La capitale de ce pays grand comme la France, mais qui ne comporte que 1,6 millions d’habitants est ??

Gaborone ! Bravo à ceux qui ont bien répondu ! La principale richesse du pays est constituée de mines de diamants, recelant les gemmes les plus purs du monde, que les anglais, ces sots, n’avaient pas découvertes quand ils ont cédé leur protectorat. Le diamant représente 70% des exportations. On y trouve aussi de nombreux minéraux : or, cuivre, nickel, charbon, soude et sel. Le Botswana est considéré aujourd’hui comme le champion africain de la croissance, avec une monnaie solide, au nom bien connu des scrabbleurs : le pula (anagramme de palu).
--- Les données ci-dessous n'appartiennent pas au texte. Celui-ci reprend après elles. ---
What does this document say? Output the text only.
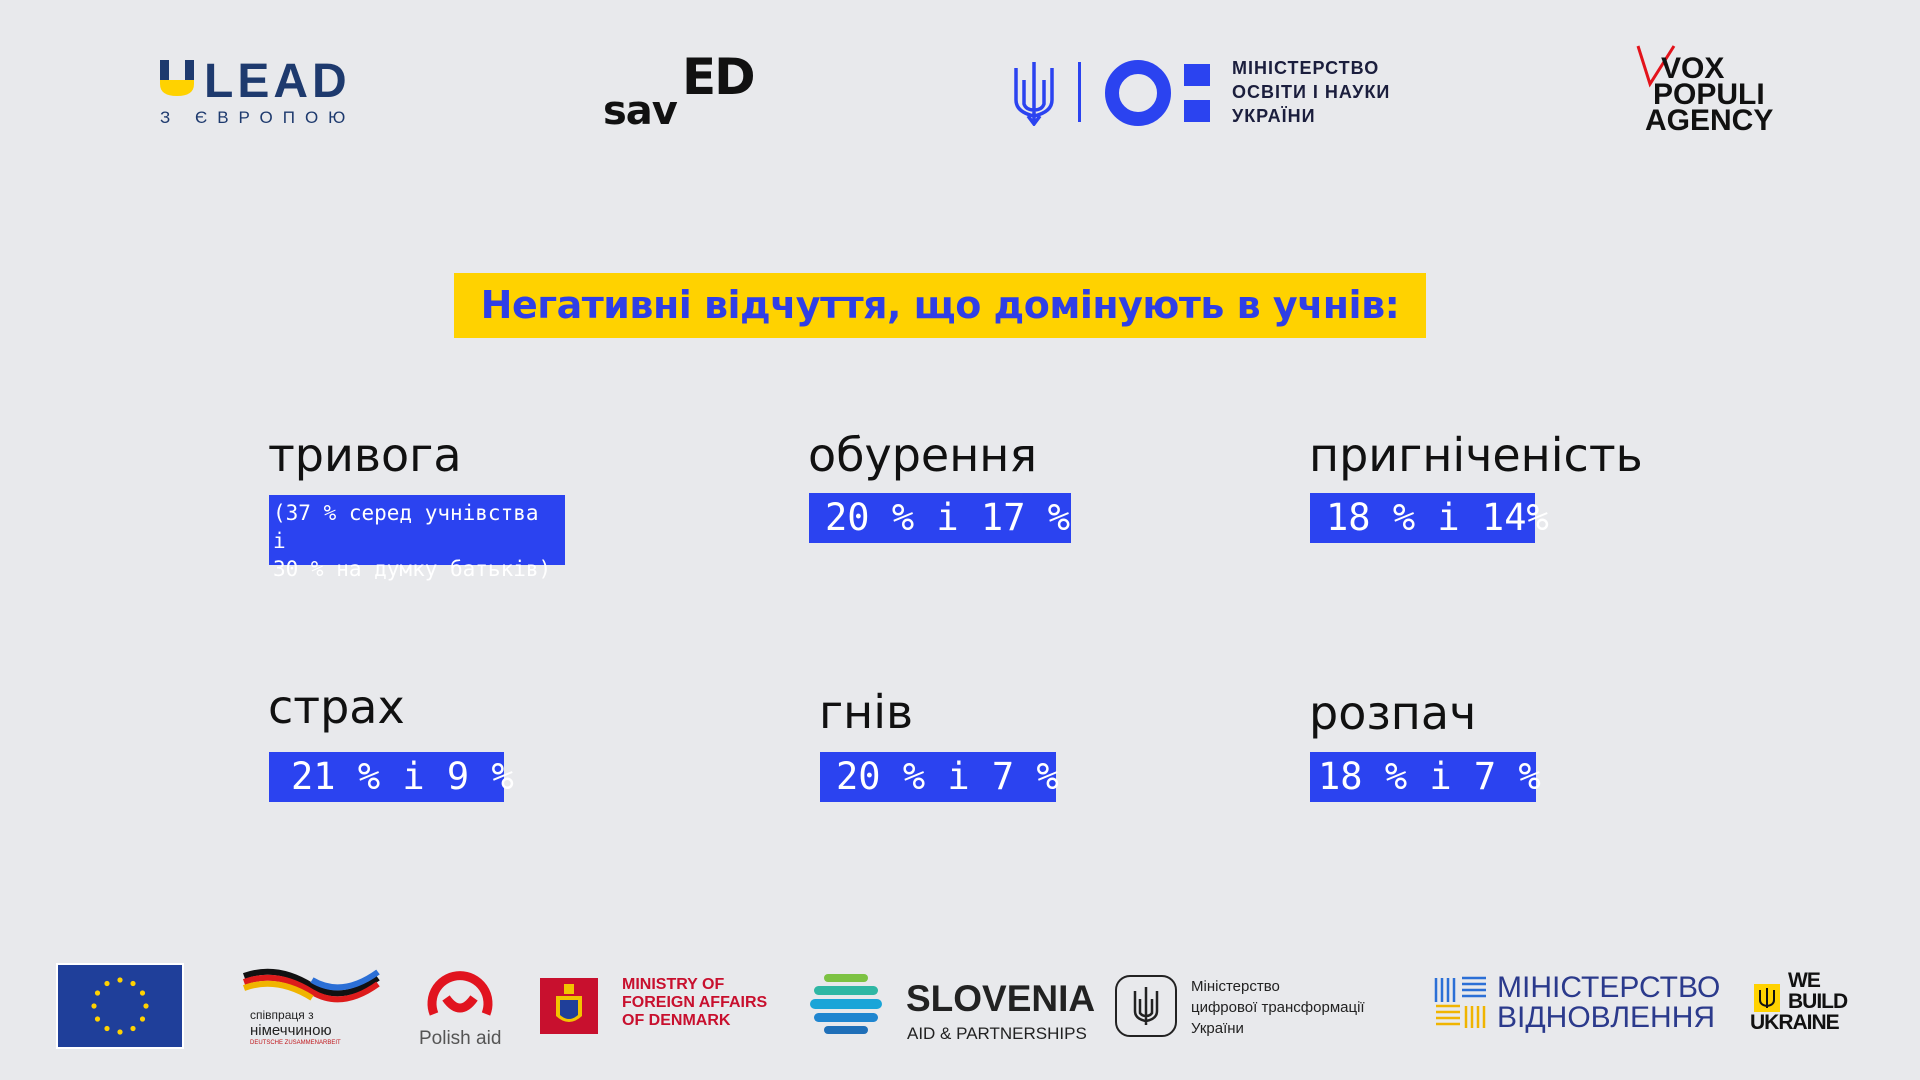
LEAD
З ЄВРОПОЮ	sav
ED	МІНІСТЕРСТВО
ОСВІТИ І НАУКИ
УКРАЇНИ
VOX
POPULI
AGENCY
Негативні відчуття, що домінують в учнів:
тривога
(37 % серед учнівства і
30 % на думку батьків)
обурення
20 % і 17 %
пригніченість
18 % і 14%
страх
21 % і 9 %
гнів
20 % і 7 %
розпач
18 % і 7 %
співпраця з
німеччиною
DEUTSCHE ZUSAMMENARBEIT	Polish aid
MINISTRY OF
FOREIGN AFFAIRS
OF DENMARK
SLOVENIA
AID & PARTNERSHIPS
Міністерство
цифрової трансформації
України
МІНІСТЕРСТВО
ВІДНОВЛЕННЯ
WE
BUILD
UKRAINE
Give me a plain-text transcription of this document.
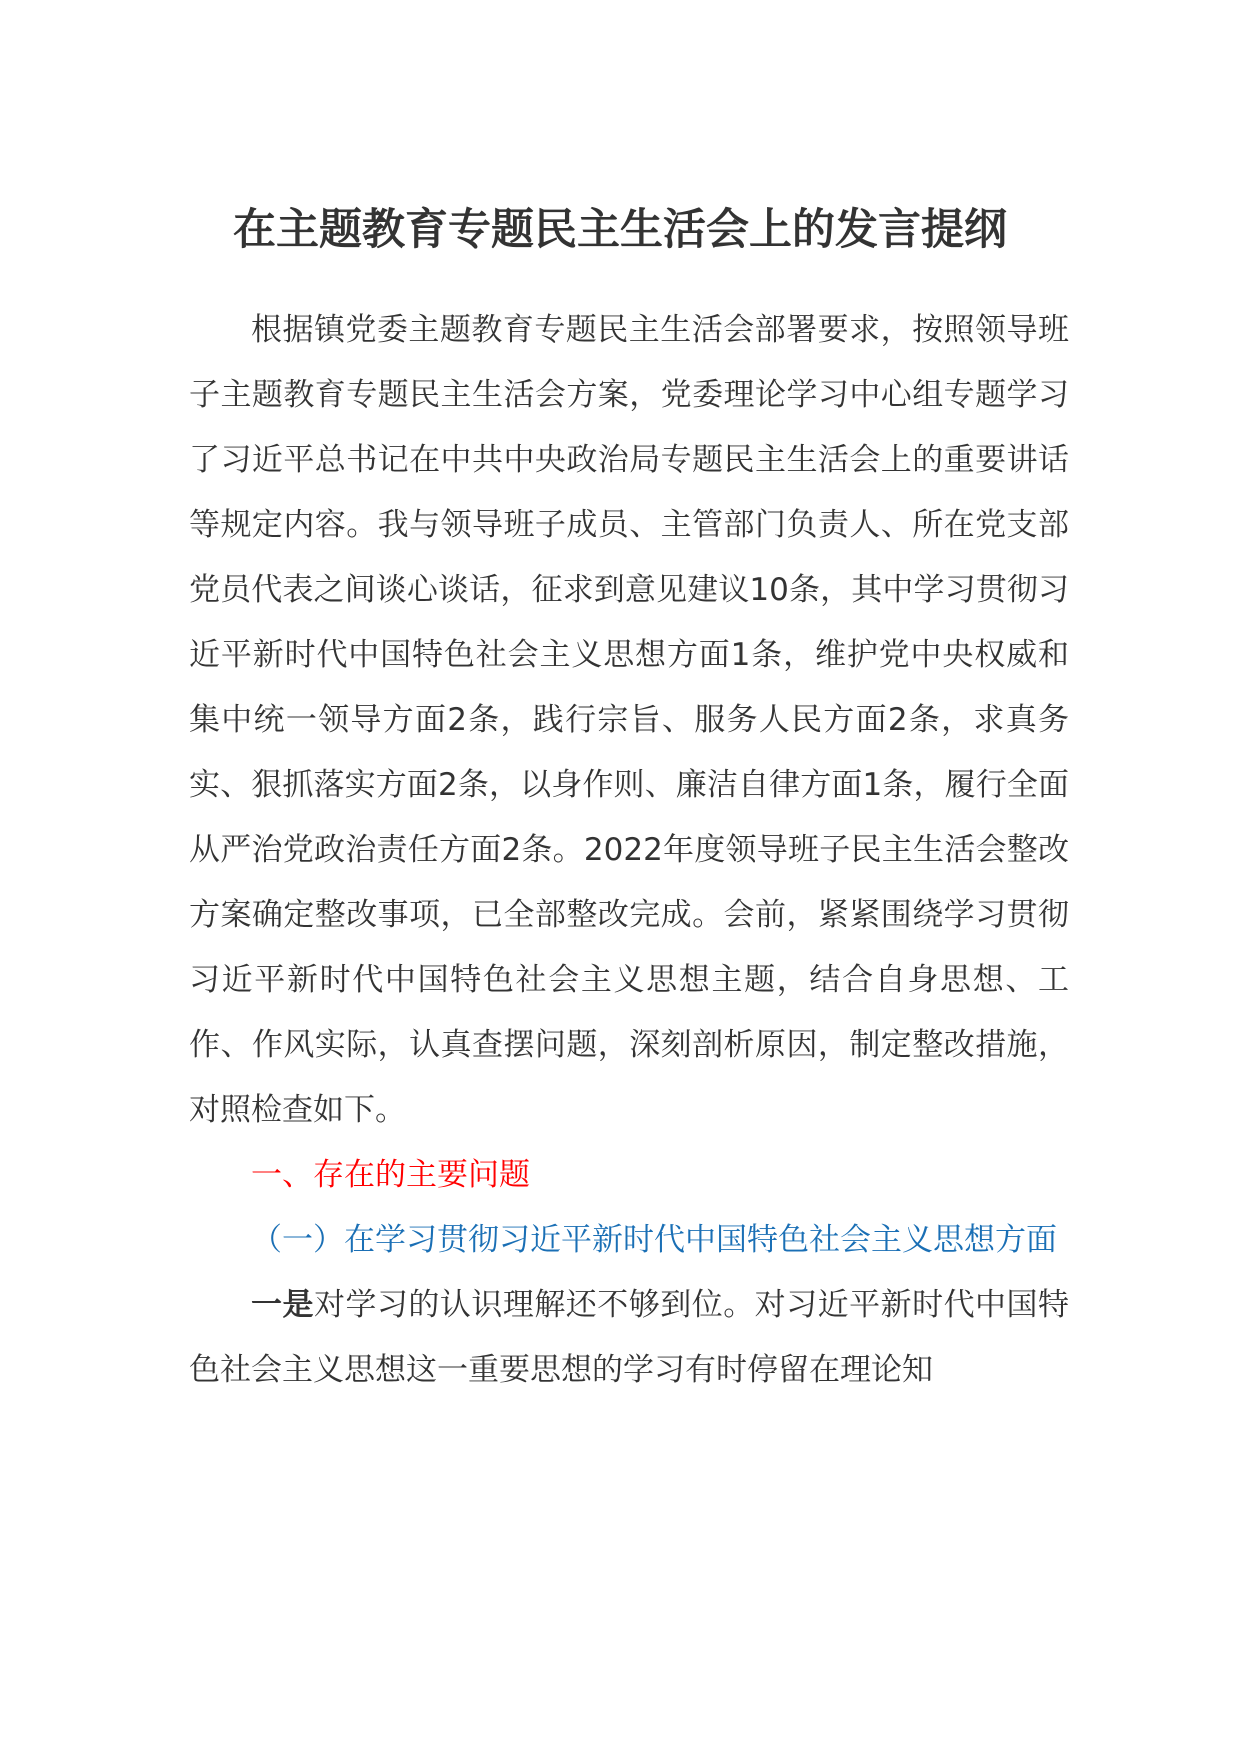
在主题教育专题民主生活会上的发言提纲

根据镇党委主题教育专题民主生活会部署要求，按照领导班子主题教育专题民主生活会方案，党委理论学习中心组专题学习了习近平总书记在中共中央政治局专题民主生活会上的重要讲话等规定内容。我与领导班子成员、主管部门负责人、所在党支部党员代表之间谈心谈话，征求到意见建议10条，其中学习贯彻习近平新时代中国特色社会主义思想方面1条，维护党中央权威和集中统一领导方面2条，践行宗旨、服务人民方面2条，求真务实、狠抓落实方面2条，以身作则、廉洁自律方面1条，履行全面从严治党政治责任方面2条。2022年度领导班子民主生活会整改方案确定整改事项，已全部整改完成。会前，紧紧围绕学习贯彻习近平新时代中国特色社会主义思想主题，结合自身思想、工作、作风实际，认真查摆问题，深刻剖析原因，制定整改措施，对照检查如下。

一、存在的主要问题

（一）在学习贯彻习近平新时代中国特色社会主义思想方面

一是对学习的认识理解还不够到位。对习近平新时代中国特色社会主义思想这一重要思想的学习有时停留在理论知
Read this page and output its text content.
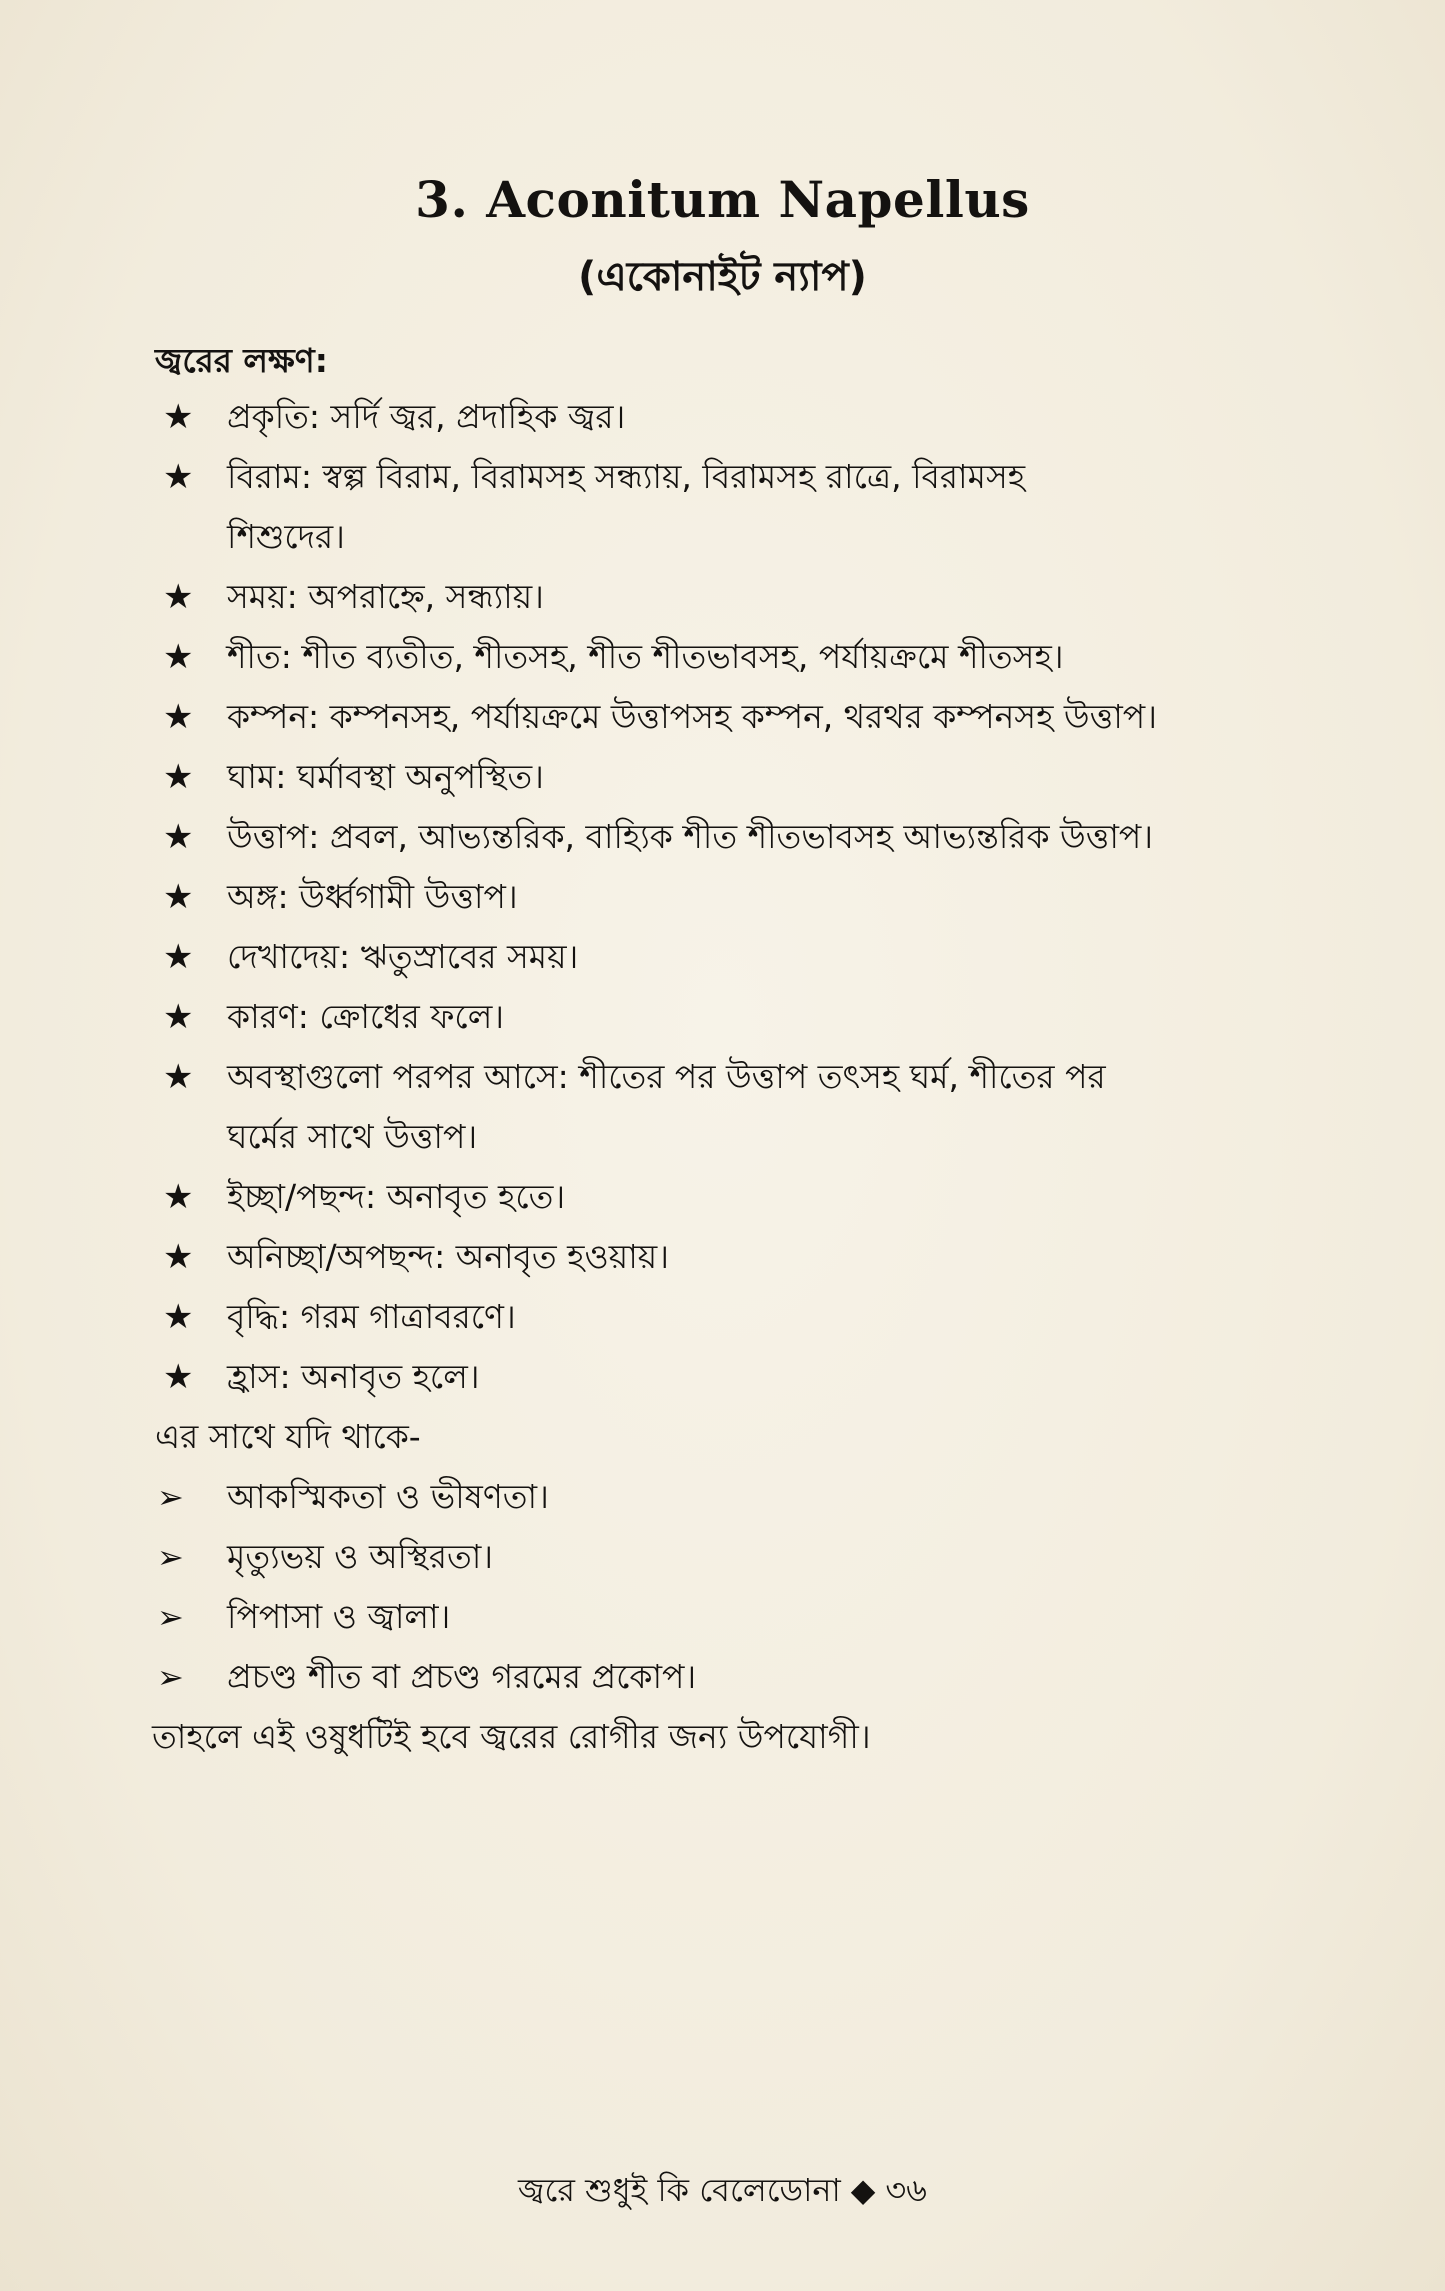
3. Aconitum Napellus
(একোনাইট ন্যাপ)
জ্বরের লক্ষণ:
★ প্রকৃতি: সর্দি জ্বর, প্রদাহিক জ্বর।
★ বিরাম: স্বল্প বিরাম, বিরামসহ সন্ধ্যায়, বিরামসহ রাত্রে, বিরামসহ
শিশুদের।
★ সময়: অপরাহ্নে, সন্ধ্যায়।
★ শীত: শীত ব্যতীত, শীতসহ, শীত শীতভাবসহ, পর্যায়ক্রমে শীতসহ।
★ কম্পন: কম্পনসহ, পর্যায়ক্রমে উত্তাপসহ কম্পন, থরথর কম্পনসহ উত্তাপ।
★ ঘাম: ঘর্মাবস্থা অনুপস্থিত।
★ উত্তাপ: প্রবল, আভ্যন্তরিক, বাহ্যিক শীত শীতভাবসহ আভ্যন্তরিক উত্তাপ।
★ অঙ্গ: উর্ধ্বগামী উত্তাপ।
★ দেখাদেয়: ঋতুস্রাবের সময়।
★ কারণ: ক্রোধের ফলে।
★ অবস্থাগুলো পরপর আসে: শীতের পর উত্তাপ তৎসহ ঘর্ম, শীতের পর
ঘর্মের সাথে উত্তাপ।
★ ইচ্ছা/পছন্দ: অনাবৃত হতে।
★ অনিচ্ছা/অপছন্দ: অনাবৃত হওয়ায়।
★ বৃদ্ধি: গরম গাত্রাবরণে।
★ হ্রাস: অনাবৃত হলে।
এর সাথে যদি থাকে-
➢ আকস্মিকতা ও ভীষণতা।
➢ মৃত্যুভয় ও অস্থিরতা।
➢ পিপাসা ও জ্বালা।
➢ প্রচণ্ড শীত বা প্রচণ্ড গরমের প্রকোপ।
তাহলে এই ওষুধটিই হবে জ্বরের রোগীর জন্য উপযোগী।
জ্বরে শুধুই কি বেলেডোনা ◆ ৩৬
Un des plus grands deltas intérieurs du monde, le delta de l’Okovango, occupe la partie nord. Il s’agit de terres totalement inondées. 80% de la surface totale du pays est désertique (3 habitants au km2 !) : c’est le désert du Kalahari, et je sens bien qu’à ce point du récit, mes lecteurs commencent à me voir venir !

Dès la frontière franchie, nous sommes ici dans un autre monde : voitures individuelles bien entretenues, grands champs d’agriculture intensive, bonnes routes, tracteurs, signalisation routière, réseau téléphonique Orange, maisonnettes de briques dotées de fenêtres et de rideaux, abribus, vêtements occidentaux, sont autant de signes que nous venons de quitter l’Afrique misérable du Zimbabwe et de ses voisins, malawites et zambiens.

Nous parvenons en début de soirée dans un lodge luxueux dont seule la partie camping, totalement excentrée de toutes les belles infrastructures, nous est réservée. Il en coûte 160$ par nuit pour disposer d’une chambre. Les emplacements où nos tentes sont autorisées sont en sol dur et très étroits, si bien que nos tentes se touchent les unes les autres. Il faudra y patienter deux nuits.

Un Martini au soleil couchant qui embrase toute la rivière Chobe avant de se cacher à l’horizon, me console de mon inconfort.